Дойно расстегнул брюки, живо размотал повязку на животе и на пол посыпались шоколад, табак, зажигалка, папиросная бумага.
— Хорошо, — несколько дружелюбнее проговорил Литвак, — но где же солома?
— Доставка соломы начнется после полуночи, — отвечал Дойно. Он лег на спальный мешок, укрылся шинелью. Из карманов он достал две окарины. Черную он оставил себе, коричневую протянул Литваку. — У меня есть руководство, как на ней играть, но здесь слишком темно. Мне надо бы научиться играть к концу войны.

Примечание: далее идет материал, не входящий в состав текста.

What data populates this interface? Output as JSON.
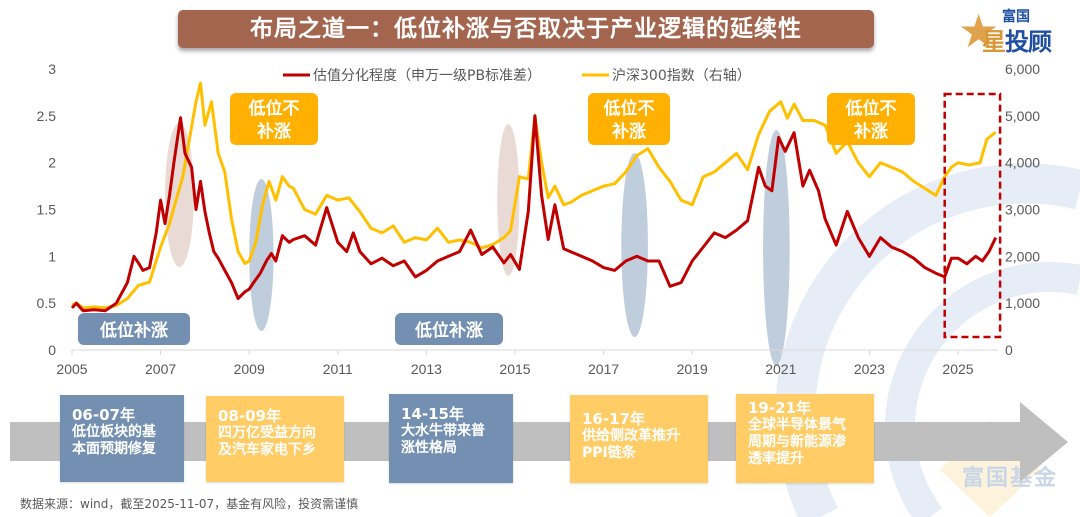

— Да, к четырем часам вечера после войны. Джура мне рассказывал. Дай мне шоколадку, я ее сразу слопаю, а ты на меня не гляди, тебе же моя жадность не по вкусу. Когда усну, спрячь остальные получше, иначе я слопаю все сразу.
Поздно ночью Дойно проснулся. Литвак сидел, прислонясь к стене, и наигрывал тягучую мелодию, потом он заиграл танец, потом опять какую-то печальную песню. Заметив, что Дойно не спит, он бросил играть и снова улегся.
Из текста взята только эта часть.